Basiskennis & fases van videoproductie

Wie het ook doet, videoproductie valt eigenlijk altijd uiteen in 3 delen:

  • De voorbereiding
  • Het filmen (de 'shoot')
  • Nabewerking


Om deze fasen verder uit te leggen, gaan we uit van een situatie waarbij een MKB-er als opdrachtgever een producer aanstelt. Dit kan iemand intern zijn die daarvoor de skills heeft (of aan het ontwikkelen is). Maar het ligt meer voor de hand dat het iemand is van een productiebedrijf, creatief- of reclamebureaus. Of freelance natuurlijk. 
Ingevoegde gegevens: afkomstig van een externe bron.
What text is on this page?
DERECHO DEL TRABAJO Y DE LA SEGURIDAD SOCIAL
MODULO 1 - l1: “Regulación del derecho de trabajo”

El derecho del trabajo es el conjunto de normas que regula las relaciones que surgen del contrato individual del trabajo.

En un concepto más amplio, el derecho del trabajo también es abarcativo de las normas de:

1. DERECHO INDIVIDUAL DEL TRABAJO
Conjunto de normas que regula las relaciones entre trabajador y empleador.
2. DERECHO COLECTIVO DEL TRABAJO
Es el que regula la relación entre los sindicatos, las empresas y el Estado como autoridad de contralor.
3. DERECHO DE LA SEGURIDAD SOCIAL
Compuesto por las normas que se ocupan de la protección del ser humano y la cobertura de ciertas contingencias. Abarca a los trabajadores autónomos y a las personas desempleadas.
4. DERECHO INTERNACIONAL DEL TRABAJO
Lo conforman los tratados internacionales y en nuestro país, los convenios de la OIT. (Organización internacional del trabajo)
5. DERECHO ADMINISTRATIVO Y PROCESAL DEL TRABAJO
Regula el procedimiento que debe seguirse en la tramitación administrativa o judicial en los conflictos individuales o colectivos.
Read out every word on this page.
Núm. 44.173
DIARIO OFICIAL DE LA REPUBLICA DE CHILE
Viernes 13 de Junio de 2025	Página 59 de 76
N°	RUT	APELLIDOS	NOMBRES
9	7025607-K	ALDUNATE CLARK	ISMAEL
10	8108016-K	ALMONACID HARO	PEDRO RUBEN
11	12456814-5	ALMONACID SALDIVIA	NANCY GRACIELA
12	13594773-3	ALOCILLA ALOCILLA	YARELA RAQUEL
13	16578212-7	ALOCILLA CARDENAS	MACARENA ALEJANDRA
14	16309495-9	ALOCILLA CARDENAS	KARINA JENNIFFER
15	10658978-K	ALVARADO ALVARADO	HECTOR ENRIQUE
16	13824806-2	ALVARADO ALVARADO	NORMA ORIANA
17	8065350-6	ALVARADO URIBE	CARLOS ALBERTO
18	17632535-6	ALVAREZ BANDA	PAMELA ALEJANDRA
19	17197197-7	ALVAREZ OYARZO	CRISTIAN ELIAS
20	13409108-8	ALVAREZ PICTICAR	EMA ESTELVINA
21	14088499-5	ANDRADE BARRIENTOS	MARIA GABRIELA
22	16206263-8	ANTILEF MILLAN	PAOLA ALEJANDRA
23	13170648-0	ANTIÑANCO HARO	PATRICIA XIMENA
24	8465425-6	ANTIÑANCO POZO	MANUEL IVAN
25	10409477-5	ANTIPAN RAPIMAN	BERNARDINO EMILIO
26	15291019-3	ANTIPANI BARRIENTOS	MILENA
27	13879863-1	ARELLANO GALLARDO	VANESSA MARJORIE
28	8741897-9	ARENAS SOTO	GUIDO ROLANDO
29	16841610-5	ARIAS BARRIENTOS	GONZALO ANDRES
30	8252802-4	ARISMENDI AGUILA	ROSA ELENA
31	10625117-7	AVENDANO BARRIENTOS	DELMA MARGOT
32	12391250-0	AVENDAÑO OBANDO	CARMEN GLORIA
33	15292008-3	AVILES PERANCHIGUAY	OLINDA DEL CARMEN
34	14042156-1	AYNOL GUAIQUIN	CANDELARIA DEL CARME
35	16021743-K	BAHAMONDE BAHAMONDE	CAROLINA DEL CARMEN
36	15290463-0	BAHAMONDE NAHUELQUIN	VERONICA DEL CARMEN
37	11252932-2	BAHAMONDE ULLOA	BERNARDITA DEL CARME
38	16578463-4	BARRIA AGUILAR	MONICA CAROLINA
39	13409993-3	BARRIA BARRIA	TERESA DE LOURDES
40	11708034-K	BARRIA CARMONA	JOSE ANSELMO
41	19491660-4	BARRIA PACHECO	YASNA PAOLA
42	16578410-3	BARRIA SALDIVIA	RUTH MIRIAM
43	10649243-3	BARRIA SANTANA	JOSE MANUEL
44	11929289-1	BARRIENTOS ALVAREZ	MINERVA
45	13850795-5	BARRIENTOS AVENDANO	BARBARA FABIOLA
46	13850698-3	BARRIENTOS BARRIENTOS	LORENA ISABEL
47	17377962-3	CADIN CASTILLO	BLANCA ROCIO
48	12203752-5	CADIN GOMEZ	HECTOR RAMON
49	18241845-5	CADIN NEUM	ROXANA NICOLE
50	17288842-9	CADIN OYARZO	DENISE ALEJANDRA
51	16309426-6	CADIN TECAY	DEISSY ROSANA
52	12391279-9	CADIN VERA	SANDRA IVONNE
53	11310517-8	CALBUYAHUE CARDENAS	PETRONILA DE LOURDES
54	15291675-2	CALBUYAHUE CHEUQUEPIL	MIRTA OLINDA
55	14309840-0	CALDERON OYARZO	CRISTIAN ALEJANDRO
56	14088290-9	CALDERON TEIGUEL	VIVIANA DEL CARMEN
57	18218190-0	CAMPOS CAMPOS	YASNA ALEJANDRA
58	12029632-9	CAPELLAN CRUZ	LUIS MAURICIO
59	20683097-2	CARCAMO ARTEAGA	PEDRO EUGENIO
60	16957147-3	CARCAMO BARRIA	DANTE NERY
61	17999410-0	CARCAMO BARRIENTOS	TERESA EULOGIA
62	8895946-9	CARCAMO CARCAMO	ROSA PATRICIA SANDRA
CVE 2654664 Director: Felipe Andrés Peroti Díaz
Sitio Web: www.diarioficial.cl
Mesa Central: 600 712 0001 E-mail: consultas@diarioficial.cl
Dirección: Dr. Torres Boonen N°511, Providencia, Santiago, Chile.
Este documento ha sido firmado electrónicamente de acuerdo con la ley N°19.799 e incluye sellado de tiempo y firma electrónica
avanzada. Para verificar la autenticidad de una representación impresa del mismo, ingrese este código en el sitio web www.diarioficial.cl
Elke situatie is anders, maar de volgende aanpak zie je op hoofdlijnen vaak terugkomen.

Pre-productie

Elke productie begint met een goed plan, zo simpel of uitgebreid als nodig is. De eerste stappen zijn vooral de verantwoordelijkheid van de opdrachtgever, al wordt deze er natuurlijk bij geholpen om alles scherper te krijgen door de producer.

  • De centrale boodschap 
  • Het ‘verhaal’ of de onderwerpen in het kort (kan gewoon met een paragraafje tekst of een lijstje bullet-points) 
  • Gebruik van de video: voor wie en waar wordt deze ingezet? 
  • Doel van de video: wat wil je dat de kijker aan het eind denkt of doet? 
  • Budget. Liefst een duidelijk getal, anders een 'range', maar minstens een redelijk begrip van mogelijke kosten.

De volgende stappen zijn vooral de verantwoordelijkheid van de producer en/of de diverse specialisten.

1. Script

Compleet uitgewerkt verhaal, de basis voor verdere voorbereiding en uitvoering.

2. Styling

Hoe gaan mensen, omgevingen, kleding of producten er uit zien?

3. Specialisten

Strategen, creatieven, media planners etc.: soms direct nodig, soms helemaal niet.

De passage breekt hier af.